The film, which draws on interviews from more than 40 people, is the most comprehensive chronicle of Roth’s life and legacy to date. It’s also the last chance creators Phil Schaaf and Bob Rider had at getting all the material they needed — several of the people interviewed have passed away since the project began in 2009.
The 85-minute documentary is not a sob story. It’s a celebration of Roth’s life and legacy with the exact kind of sincere, trustworthy tone that comes through in his smile. In that sense, the film portrays the character of Roth himself — always positive and genuine.
But the movie is not a picnic. Let’s face it — Roth dies at the end. But his life is an inspiring story, and the film portrays with appreciation the values Roth exhibited.
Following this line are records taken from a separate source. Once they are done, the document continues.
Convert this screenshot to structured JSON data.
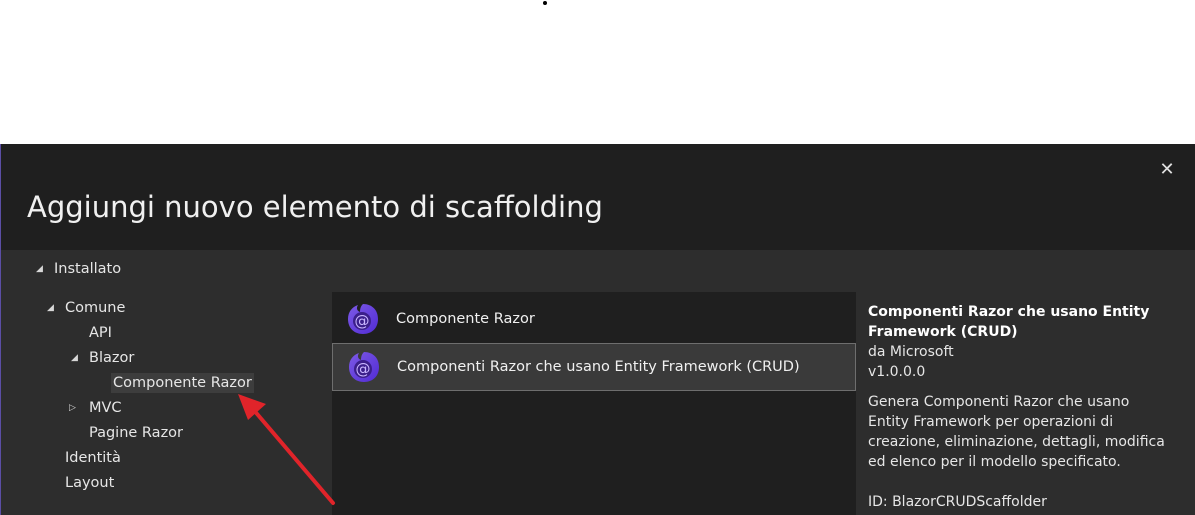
{
  "dialog": {
    "title": "Aggiungi nuovo elemento di scaffolding",
    "close_glyph": "✕"
  },
  "tree": {
    "installed": "Installato",
    "common": "Comune",
    "api": "API",
    "blazor": "Blazor",
    "razor_component": "Componente Razor",
    "mvc": "MVC",
    "razor_pages": "Pagine Razor",
    "identity": "Identità",
    "layout": "Layout"
  },
  "list": {
    "items": [
      {
        "label": "Componente Razor",
        "icon": "blazor-icon"
      },
      {
        "label": "Componenti Razor che usano Entity Framework (CRUD)",
        "icon": "blazor-icon"
      }
    ]
  },
  "details": {
    "name": "Componenti Razor che usano Entity Framework (CRUD)",
    "author": "da Microsoft",
    "version": "v1.0.0.0",
    "description": "Genera Componenti Razor che usano Entity Framework per operazioni di creazione, eliminazione, dettagli, modifica ed elenco per il modello specificato.",
    "id": "ID: BlazorCRUDScaffolder"
  },
  "colors": {
    "header_bg": "#1f1f1f",
    "panel_bg": "#2d2d2d",
    "accent_purple": "#6b3fd4",
    "annotation_red": "#e0242a"
  }
}
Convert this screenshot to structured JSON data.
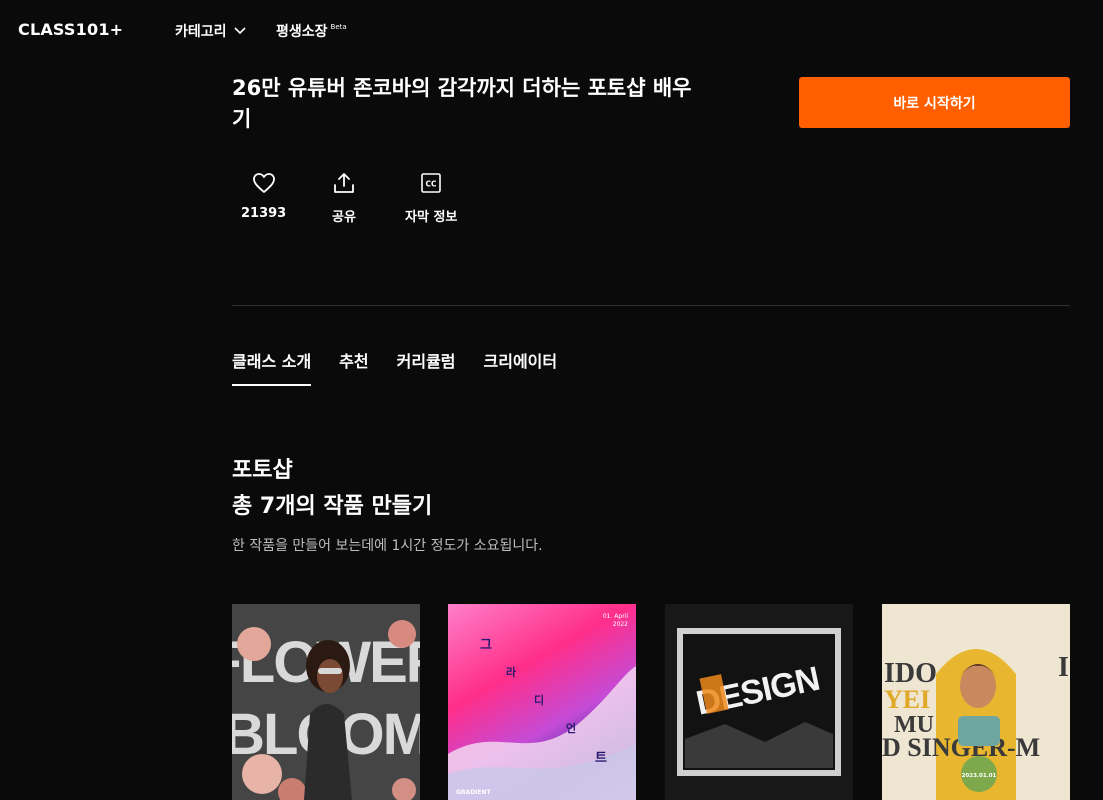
{
  "header": {
    "logo": "CLASS101+",
    "category_label": "카테고리",
    "library_label": "평생소장",
    "beta_label": "Beta"
  },
  "course": {
    "title": "26만 유튜버 존코바의 감각까지 더하는 포토샵 배우기",
    "cta_label": "바로 시작하기"
  },
  "actions": {
    "likes": "21393",
    "share": "공유",
    "subtitle": "자막 정보"
  },
  "tabs": [
    "클래스 소개",
    "추천",
    "커리큘럼",
    "크리에이터"
  ],
  "section": {
    "title_line1": "포토샵",
    "title_line2": "총 7개의 작품 만들기",
    "description": "한 작품을 만들어 보는데에 1시간 정도가 소요됩니다."
  },
  "cards": {
    "c1": {
      "word1": "FLOWER",
      "word2": "BLOOM"
    },
    "c2": {
      "chars": [
        "그",
        "라",
        "디",
        "언",
        "트"
      ],
      "date": "01. April",
      "year": "2022",
      "footer": "GRADIENT"
    },
    "c3": {
      "word": "DESIGN"
    },
    "c4": {
      "line1": "IDO",
      "line2": "YEI",
      "line3": "MU",
      "line4": "D SINGER-M",
      "right": "I",
      "badge": "2023.01.01"
    }
  },
  "colors": {
    "accent": "#ff5f00",
    "background": "#0a0a0a"
  }
}
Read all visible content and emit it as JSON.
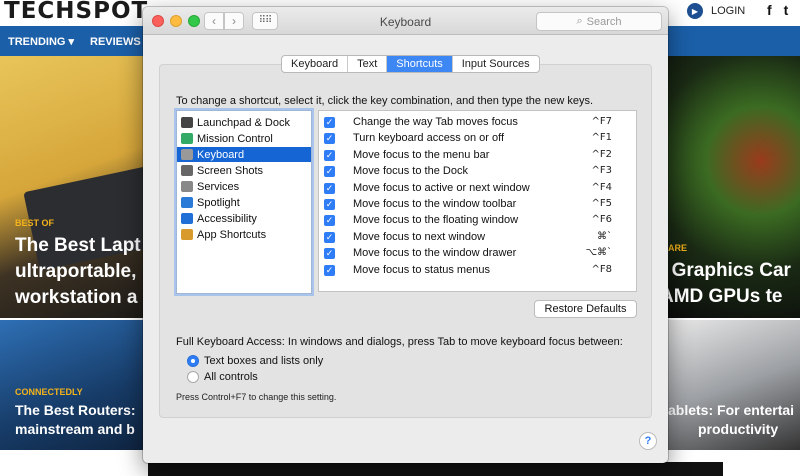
{
  "site": {
    "logo": "TECHSPOT",
    "login": "LOGIN",
    "social": [
      "f",
      "t"
    ],
    "nav": [
      "TRENDING ▾",
      "REVIEWS ▾"
    ],
    "hero_left": {
      "kicker": "BEST OF",
      "title_lines": [
        "The Best Lapt",
        "ultraportable,",
        "workstation a"
      ]
    },
    "hero_right": {
      "kicker": "ARE",
      "title_lines": [
        "t Graphics Car",
        "AMD GPUs te"
      ]
    },
    "tile_left": {
      "kicker": "CONNECTEDLY",
      "title_lines": [
        "The Best Routers:",
        "mainstream and b"
      ]
    },
    "tile_right": {
      "title_lines": [
        "ablets: For entertai",
        "productivity"
      ]
    }
  },
  "window": {
    "title": "Keyboard",
    "search_placeholder": "Search",
    "tabs": [
      {
        "label": "Keyboard",
        "active": false
      },
      {
        "label": "Text",
        "active": false
      },
      {
        "label": "Shortcuts",
        "active": true
      },
      {
        "label": "Input Sources",
        "active": false
      }
    ],
    "instructions": "To change a shortcut, select it, click the key combination, and then type the new keys.",
    "categories": [
      {
        "label": "Launchpad & Dock",
        "icon": "launchpad-icon",
        "color": "#444",
        "selected": false
      },
      {
        "label": "Mission Control",
        "icon": "mission-control-icon",
        "color": "#3a6",
        "selected": false
      },
      {
        "label": "Keyboard",
        "icon": "keyboard-icon",
        "color": "#999",
        "selected": true
      },
      {
        "label": "Screen Shots",
        "icon": "screenshot-icon",
        "color": "#666",
        "selected": false
      },
      {
        "label": "Services",
        "icon": "gear-icon",
        "color": "#888",
        "selected": false
      },
      {
        "label": "Spotlight",
        "icon": "spotlight-icon",
        "color": "#2a7ad8",
        "selected": false
      },
      {
        "label": "Accessibility",
        "icon": "accessibility-icon",
        "color": "#1f6fd6",
        "selected": false
      },
      {
        "label": "App Shortcuts",
        "icon": "app-shortcuts-icon",
        "color": "#d89a2a",
        "selected": false
      }
    ],
    "shortcuts": [
      {
        "label": "Change the way Tab moves focus",
        "key": "^F7",
        "checked": true
      },
      {
        "label": "Turn keyboard access on or off",
        "key": "^F1",
        "checked": true
      },
      {
        "label": "Move focus to the menu bar",
        "key": "^F2",
        "checked": true
      },
      {
        "label": "Move focus to the Dock",
        "key": "^F3",
        "checked": true
      },
      {
        "label": "Move focus to active or next window",
        "key": "^F4",
        "checked": true
      },
      {
        "label": "Move focus to the window toolbar",
        "key": "^F5",
        "checked": true
      },
      {
        "label": "Move focus to the floating window",
        "key": "^F6",
        "checked": true
      },
      {
        "label": "Move focus to next window",
        "key": "⌘`",
        "checked": true
      },
      {
        "label": "Move focus to the window drawer",
        "key": "⌥⌘`",
        "checked": true
      },
      {
        "label": "Move focus to status menus",
        "key": "^F8",
        "checked": true
      }
    ],
    "restore_defaults": "Restore Defaults",
    "full_keyboard_access": "Full Keyboard Access: In windows and dialogs, press Tab to move keyboard focus between:",
    "radio_options": [
      {
        "label": "Text boxes and lists only",
        "selected": true
      },
      {
        "label": "All controls",
        "selected": false
      }
    ],
    "hint": "Press Control+F7 to change this setting.",
    "help": "?"
  }
}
In 1975, Roth’s first year on UC Berkeley’s campus, he was seen as the savior of a program that hadn’t reached a Rose Bowl in 27 years — and hasn’t reached one since. As a junior transfer from Grossmont College in San Diego, he lit up the field, leading the Bears to an 8-3 record — just one win shy of that elusive trip to Pasadena, California.
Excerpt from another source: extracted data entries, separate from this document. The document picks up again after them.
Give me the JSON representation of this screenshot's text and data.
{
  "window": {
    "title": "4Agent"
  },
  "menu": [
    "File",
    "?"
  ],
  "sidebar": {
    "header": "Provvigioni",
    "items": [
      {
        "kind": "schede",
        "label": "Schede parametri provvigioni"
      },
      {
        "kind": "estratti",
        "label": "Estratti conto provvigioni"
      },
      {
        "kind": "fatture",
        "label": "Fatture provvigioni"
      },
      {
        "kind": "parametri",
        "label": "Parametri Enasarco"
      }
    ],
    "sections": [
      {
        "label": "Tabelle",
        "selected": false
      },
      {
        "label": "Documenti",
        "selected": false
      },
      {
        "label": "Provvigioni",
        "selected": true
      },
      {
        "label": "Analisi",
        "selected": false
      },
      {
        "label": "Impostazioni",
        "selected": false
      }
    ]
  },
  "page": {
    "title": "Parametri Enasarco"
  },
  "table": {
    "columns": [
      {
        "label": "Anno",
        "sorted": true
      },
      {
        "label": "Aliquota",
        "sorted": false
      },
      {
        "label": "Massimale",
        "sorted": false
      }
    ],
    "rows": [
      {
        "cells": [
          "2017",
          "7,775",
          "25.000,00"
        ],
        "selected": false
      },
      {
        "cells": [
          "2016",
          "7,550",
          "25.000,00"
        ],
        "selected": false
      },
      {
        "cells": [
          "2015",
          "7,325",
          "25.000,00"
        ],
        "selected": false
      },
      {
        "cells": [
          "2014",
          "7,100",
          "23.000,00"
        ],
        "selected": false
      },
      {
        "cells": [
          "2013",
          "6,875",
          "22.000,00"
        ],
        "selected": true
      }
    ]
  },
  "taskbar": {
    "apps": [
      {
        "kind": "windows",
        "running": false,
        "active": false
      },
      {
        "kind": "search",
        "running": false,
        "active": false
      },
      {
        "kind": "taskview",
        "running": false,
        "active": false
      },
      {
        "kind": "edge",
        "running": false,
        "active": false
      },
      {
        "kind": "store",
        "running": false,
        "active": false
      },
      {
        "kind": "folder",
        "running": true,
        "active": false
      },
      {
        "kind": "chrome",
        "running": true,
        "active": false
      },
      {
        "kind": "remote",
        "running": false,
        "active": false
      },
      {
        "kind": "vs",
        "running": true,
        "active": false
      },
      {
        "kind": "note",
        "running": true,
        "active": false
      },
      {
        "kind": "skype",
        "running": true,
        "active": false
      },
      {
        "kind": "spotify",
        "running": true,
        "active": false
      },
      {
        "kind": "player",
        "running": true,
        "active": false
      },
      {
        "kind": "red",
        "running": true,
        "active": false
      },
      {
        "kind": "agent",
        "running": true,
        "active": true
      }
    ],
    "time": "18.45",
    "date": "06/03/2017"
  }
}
In a game against Washington, Roth threw for 380 yards and four touchdowns. The quote he gave the media after?
“The receivers were open — I just had to throw the ball.”
It’s like this over and over and over again. Roth’s humility isn’t uncommon for athletes, but his was unique in that it never cracked, never showed a glimpse of an inflated ego underneath, especially not during the next season in 1976, when Roth was diagnosed with melanoma — the most serious form of skin cancer — for the second time in his life.
The film chronicles how even his closest friends and teammates had no idea Roth was sick during the 1976 season. Even as his weight dropped and his play sunk with it, the closest people in his life just thought he was going through a funk.
And that’s exactly what Roth wanted. He never wanted to be anything other than himself, which was a football player. Even after Roth’s cancer became public in January 1977, he remained committed to remaining the same person he had always been.
“Dying is not so tough,” Roth is quoted as saying. “For the last three years, I’ve lived with the realization that the next day might be my last. I’m lucky to be here as long as I was, so don’t feel any pity. A lot of people younger than me and older than me have to face up to this sort of thing. I’m nothing special. I’m Joe Roth, a student and a football player.”
Roth threw his last collegiate pass five and a half weeks before he died Feb. 19, 1977. His number — 12, after Joe Namath — is still the only number retired by the Cal football program.
This year, Joe Roth’s legacy carries a little extra weight.
Cal — as in the football team, the campus, the community, everyone — is still less than a year out from the passing of Ted Agu in February. Agu, like Roth, carried that same sort of carefree smile with him. He also inspired his teammates and everyone around him.
There’s no drawing parallels between the two. These situations are unique. But with the Joe Roth Memorial Game drawing ever closer, it’s easy to see the comparison.
It’s rare that a college team loses a current player. The players on this year’s team are carrying a weight with them that is similar to that carried by the team’s immediately after Roth’s passing in 1977.
Ron Coccimiglio is the assistant director of football operations for the team now and was a freshman on the Cal football team in 1976. He said he sees in this year’s squad a similar character to that of the ones he played with during his years at Cal.
“It’s kind of lost through the years, and now, all of a sudden, you have a tragedy where our guys don’t want it to end in a tragedy,” Coccimigilio said. “They’re doing what Teddy can’t do anymore.”
A flag with Agu’s number — 35 — will go out before the game Saturday. It’s gone out before every game this year, home and away, each time carried by a different player on the team. When you see that flag and you see the No. 12 decal on the side of the stadium behind it, you’ll feel the legacy these two players have left.
“It wasn’t until after (Roth) died or after he found out that he had cancer that you really claim to grasp the full effect of what he was going through — that he made that decision,” Coccimiglio said. “He wanted to be known as Joe the football player. … You just wanted to emulate so many of his qualities.”
“Don’t Quit: The Joe Roth Story” is showing at 7:30 p.m. in Wheeler Auditorium on Friday. Tickets are free, but any donations will go to Camp Kesem, a nonprofit, student-run organization that provides a free, weeklong summer camp for children who have been affected by a parent’s cancer.